そしてその10年後には京都東山に山荘を作り始めます。
あまり強く出られず
6代将軍義教の時代、あまりに厳しく支配しすぎたため大名たちから反感を買っていました。
そのため、義政は反乱が起きそうになってもあまり強く押さえつけることが出来ません。
頭ごなしに武力で抑えつけても義教のように反感を買って二の舞になる恐れがあるから。
かといって、温和な態度を取るとすぐに戦乱が起きるし、難しいところだったと想像されます。
隠居拠点・銀閣の建設費捻出
応仁の乱後の混乱の中、義政は容赦なく負担を課します。
元々、勘合貿易を復活させたり、幕府権力を高める策を取ったりするなどしていたため、ある程度はお金を集めてくる仕組みに出来ていました。
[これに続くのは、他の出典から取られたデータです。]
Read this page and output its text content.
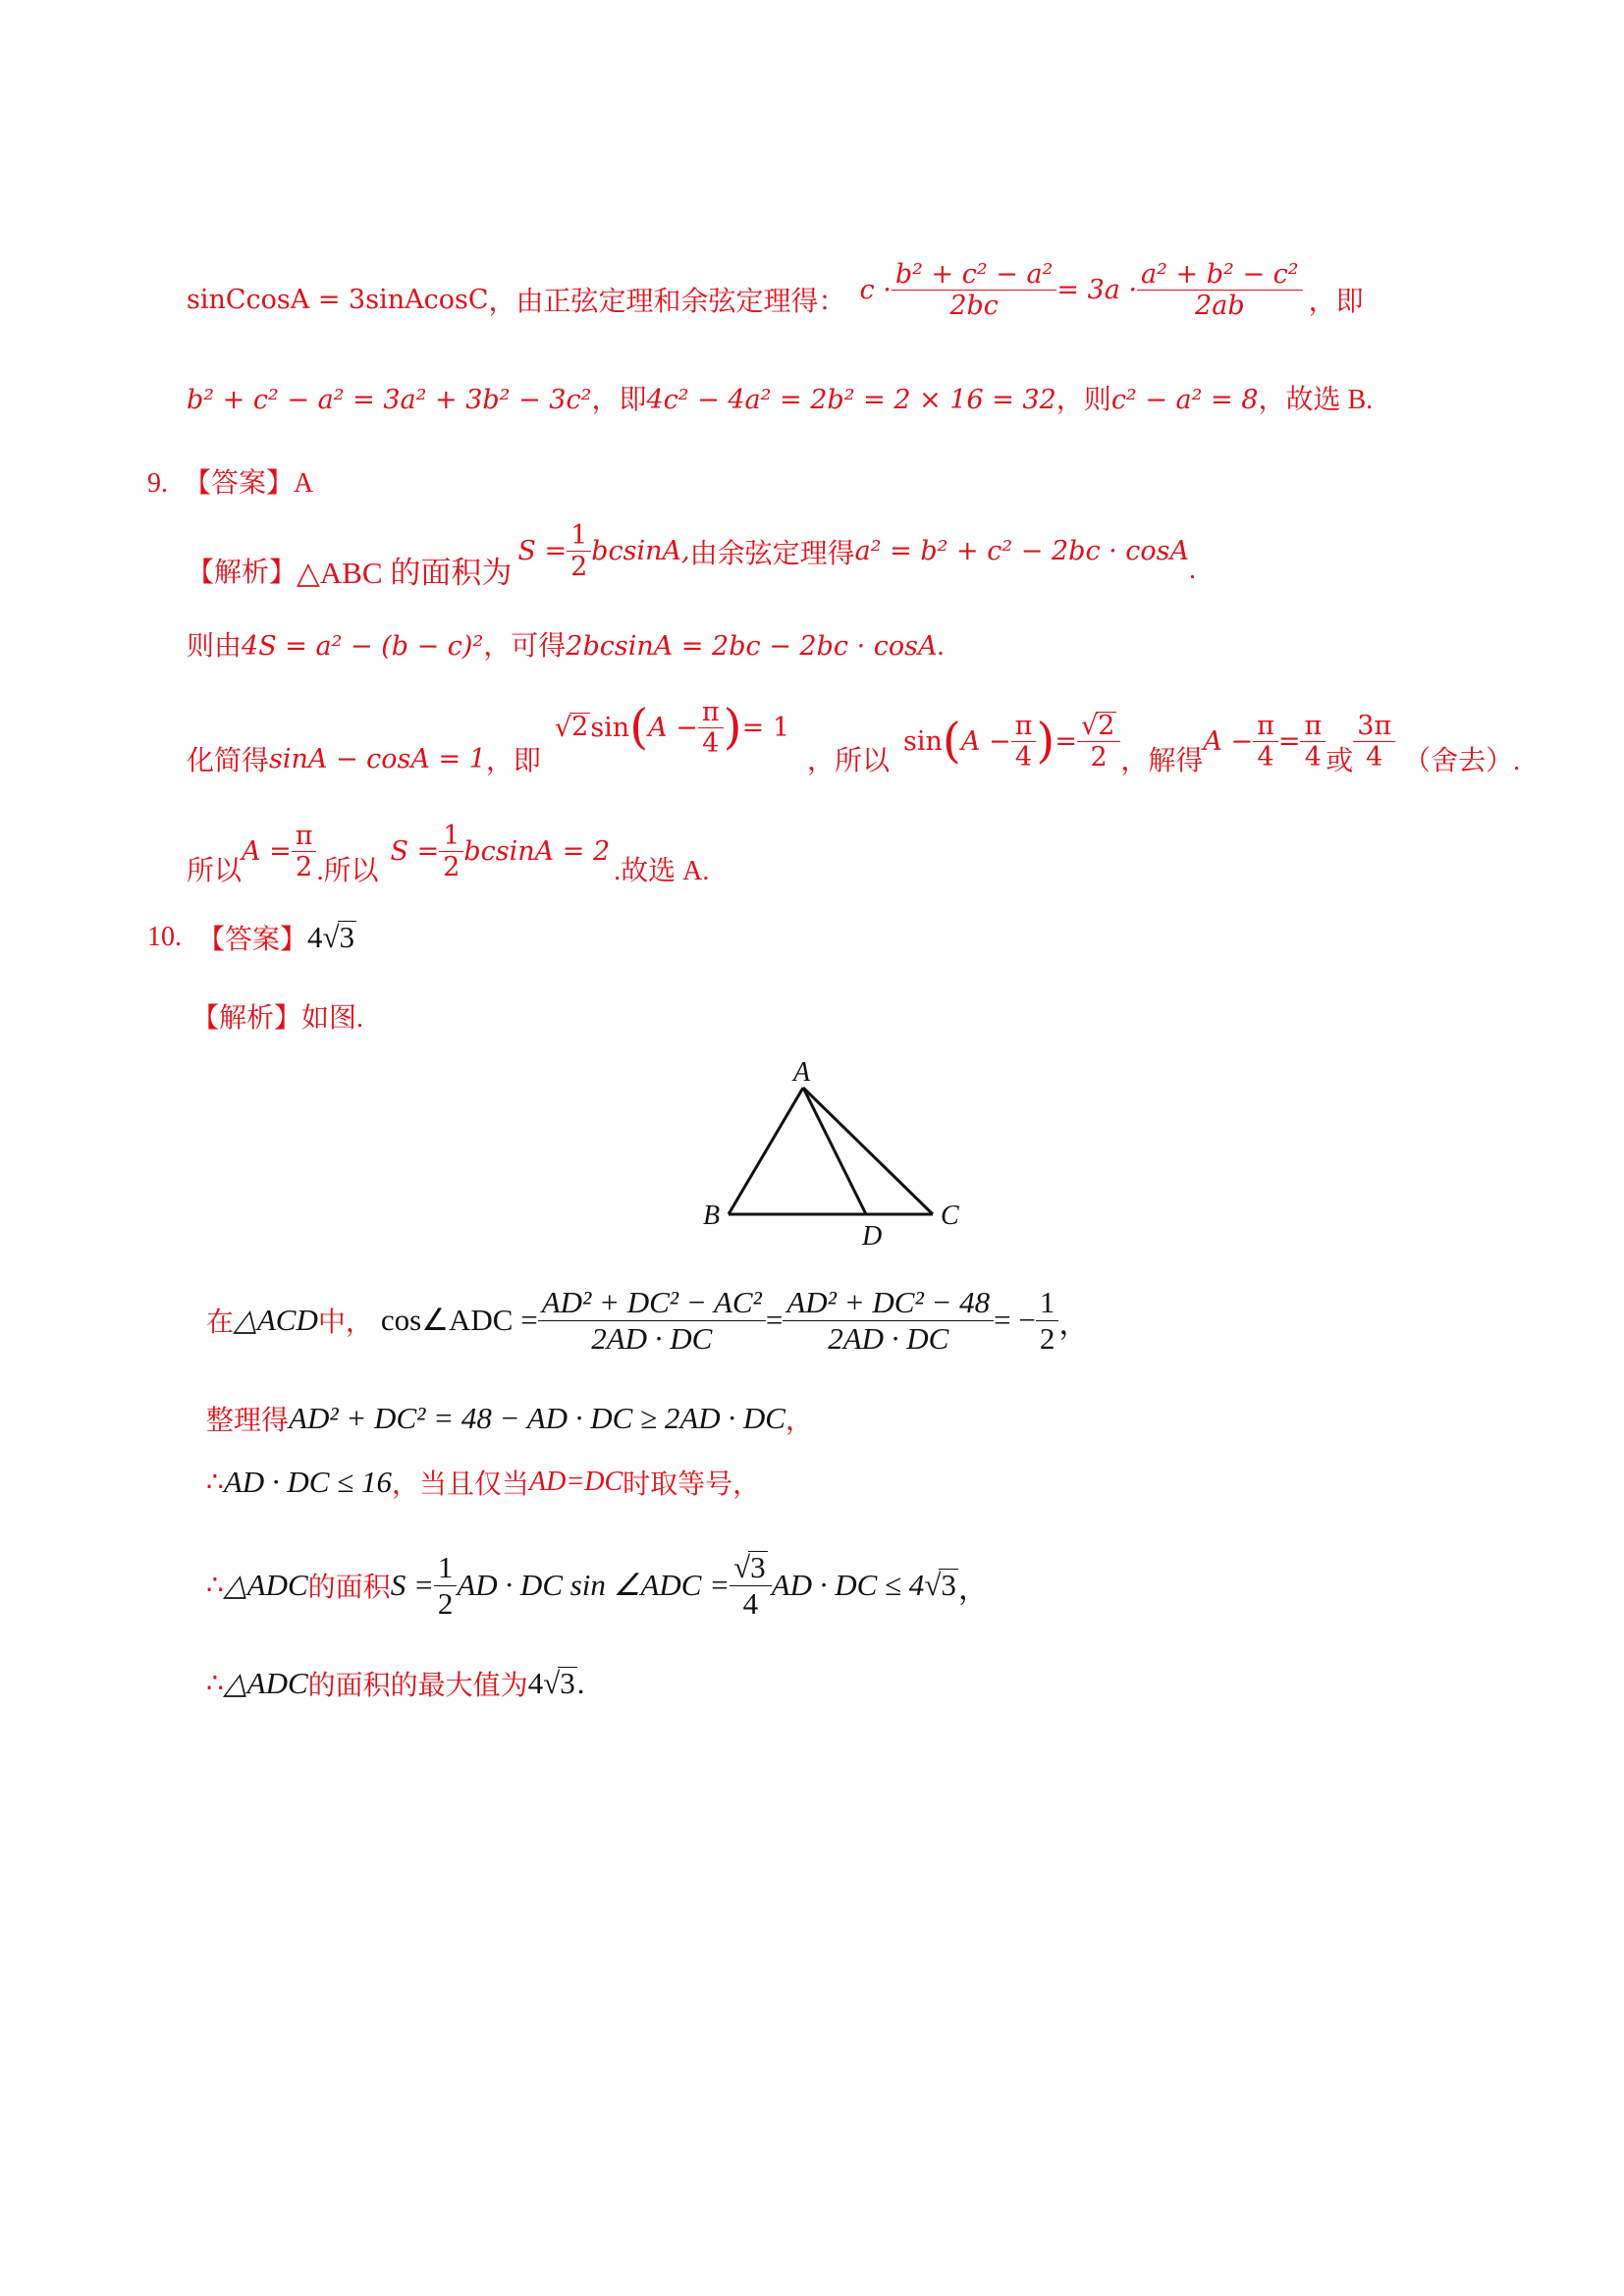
sinCcosA = 3sinAcosC ，由正弦定理和余弦定理得： $c \cdot \frac{\text{b² + c² − a²}}{2bc} = 3a \cdot \frac{\text{a² + b² − c²}}{2ab}$ ，即
b² + c² − a² = 3a² + 3b² − 3c²，即4c² − 4a² = 2b² = 2 × 16 = 32，则c² − a² = 8，故选 B.
9. 【答案】A
【解析】 △ABC 的面积为
$S = \frac{1}{2} bcsinA$, 由余弦定理得 a² = b² + c² − 2bc · cosA
.
则由4S = a² − (b − c)²，可得2bcsinA = 2bc − 2bc · cosA.
化简得 sinA − cosA = 1 ，即
√ 2 sin ( $A - \frac{\pi}{4}$ ) = 1
，所以
sin ( $A - \frac{\pi}{4}$ ) = $\frac{√2}{2}$ ，解得
$A - \frac{\pi}{4} = \frac{\pi}{4}$ 或 $\frac{3\pi}{4}$ （舍去）.
所以
$A = \frac{\pi}{2}$ .所以
$S = \frac{1}{2}$ bcsinA = 2
.故选 A.
10. 【答案】 4√3
【解析】如图.
A
B	C
D
在 △ACD 中， cos∠ADC = $\frac{\text{AD² + DC² − AC²}}{2AD \cdot DC} = \frac{\text{AD² + DC² − 48}}{2AD \cdot DC}$ = − $\frac{1}{2}$ ，
整理得 AD² + DC² = 48 − AD · DC ≥ 2AD · DC ，
∴ AD · DC ≤ 16 ，当且仅当 AD=DC 时取等号，
∴ △ADC 的面积 $S = \frac{1}{2}$ AD · DC sin ∠ADC = $\frac{√3}{4}$ AD · DC ≤ 4 √3 ，
∴ △ADC 的面积的最大值为 4√3 .
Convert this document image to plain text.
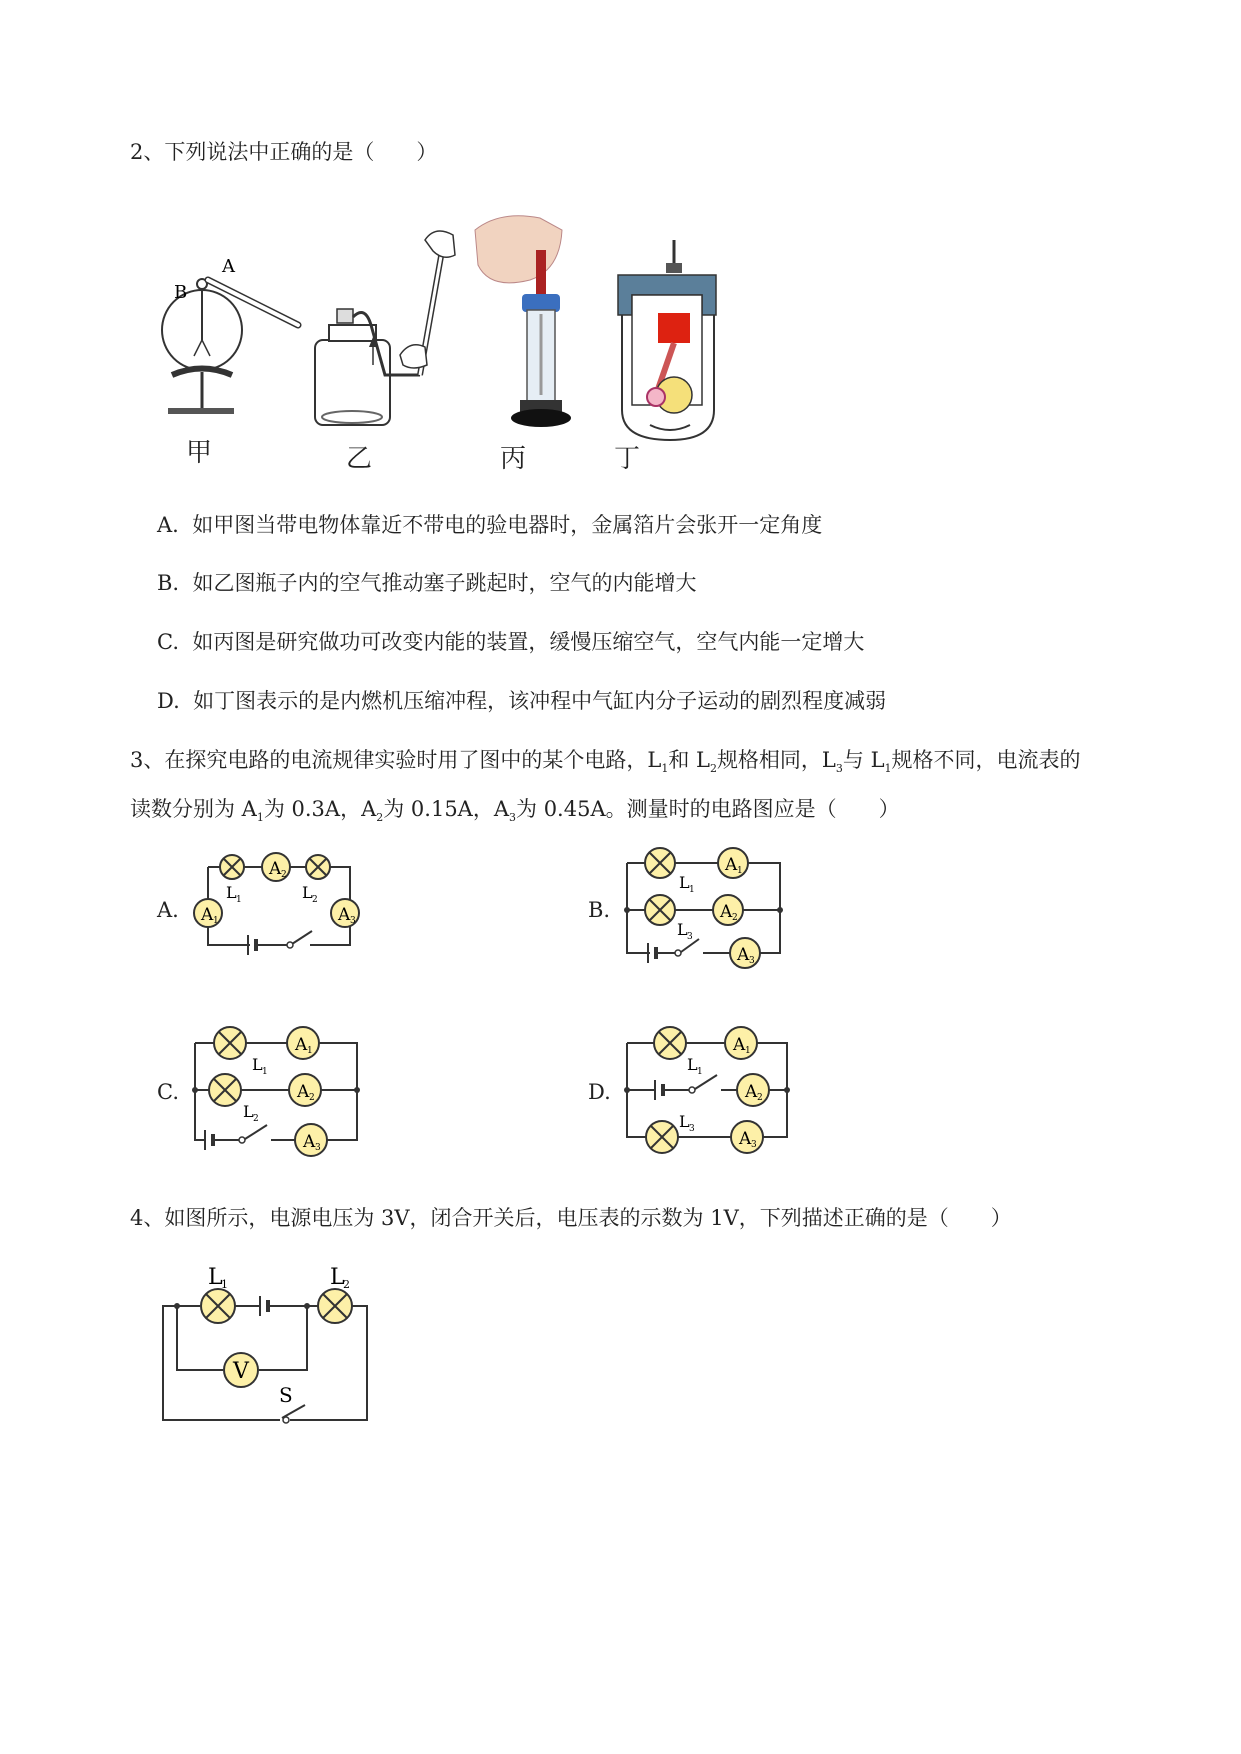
2、下列说法中正确的是（　　）
A
B
甲	乙	丙	丁
A. 如甲图当带电物体靠近不带电的验电器时，金属箔片会张开一定角度
B. 如乙图瓶子内的空气推动塞子跳起时，空气的内能增大
C. 如丙图是研究做功可改变内能的装置，缓慢压缩空气，空气内能一定增大
D. 如丁图表示的是内燃机压缩冲程，该冲程中气缸内分子运动的剧烈程度减弱
3、在探究电路的电流规律实验时用了图中的某个电路，$L_1$和 $L_2$规格相同，$L_3$与 $L_1$规格不同，电流表的
读数分别为 $A_1$为 0.3A，$A_2$为 0.15A，$A_3$为 0.45A。测量时的电路图应是（　　）
A.	B.
C.	D.
A 2
A 1	A 3
L 1	L 2
A 1
A 2
A 3
L 1
L 3
A 1
A 2
A 3
L 1
L 2
A 1
A 2
A 3
L 1
L 3
4、如图所示，电源电压为 3V，闭合开关后，电压表的示数为 1V，下列描述正确的是（　　）
L
1	L
2
V
S
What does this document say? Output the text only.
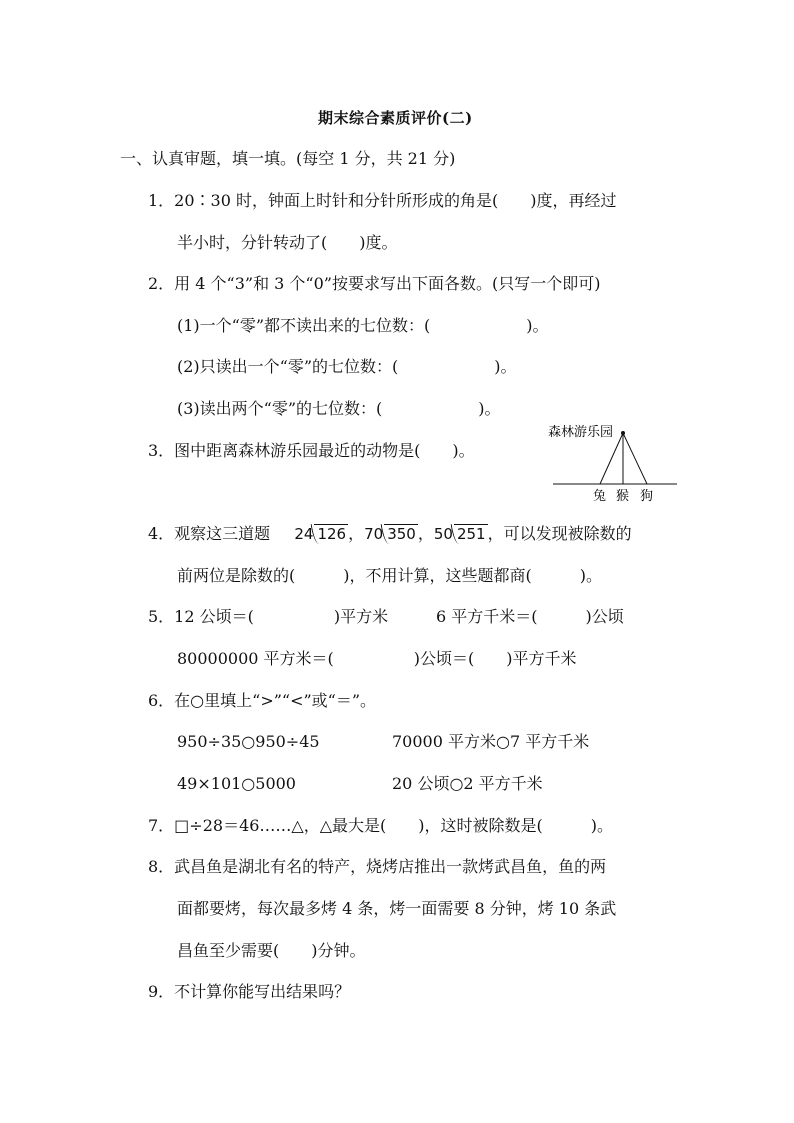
期末综合素质评价(二)
一、认真审题，填一填。(每空 1 分，共 21 分)
1．20∶30 时，钟面上时针和分针所形成的角是(　　)度，再经过
半小时，分针转动了(　　)度。
2．用 4 个“3”和 3 个“0”按要求写出下面各数。(只写一个即可)
(1)一个“零”都不读出来的七位数：(　　　　　　)。
(2)只读出一个“零”的七位数：(　　　　　　)。
(3)读出两个“零”的七位数：(　　　　　　)。
3．图中距离森林游乐园最近的动物是(　　)。
森林游乐园
兔 猴 狗
4．观察这三道题 24 126 ，70 350 ，50 251 ，可以发现被除数的
前两位是除数的(　　　)，不用计算，这些题都商(　　　)。
5．12 公顷＝(　　　　　)平方米	6 平方千米＝(　　　)公顷
80000000 平方米＝(　　　　　)公顷＝(　　)平方千米
6．在○里填上“>”“<”或“＝”。
950÷35○950÷45	70000 平方米○7 平方千米
49×101○5000	20 公顷○2 平方千米
7．□÷28＝46……△，△最大是(　　)，这时被除数是(　　　)。
8．武昌鱼是湖北有名的特产，烧烤店推出一款烤武昌鱼，鱼的两
面都要烤，每次最多烤 4 条，烤一面需要 8 分钟，烤 10 条武
昌鱼至少需要(　　)分钟。
9．不计算你能写出结果吗？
幕府の権力が弱くなって集まる税収が減ったとはいえ、ある程度は隠居建設につぎ込むための予算を確保できたと考えられます。
銀閣建設費捻出には多少無理があったか?
元々権力を持っていた義政とは言え、応仁の乱直後の混乱の中で隠居建設という特に緊急性のない予算を集めるのは流石に無理があったようです。
応仁の乱直後、飢饉の時期にも義政は通常通り税を集めようとしていたのを見て、当時の天皇が抗議。
しかし、義政はその抗議を無視し、税の徴収にあたたったのでした。
和風建築の文化発展の陰にそういった無茶振りがあったことも忘れてはいけません。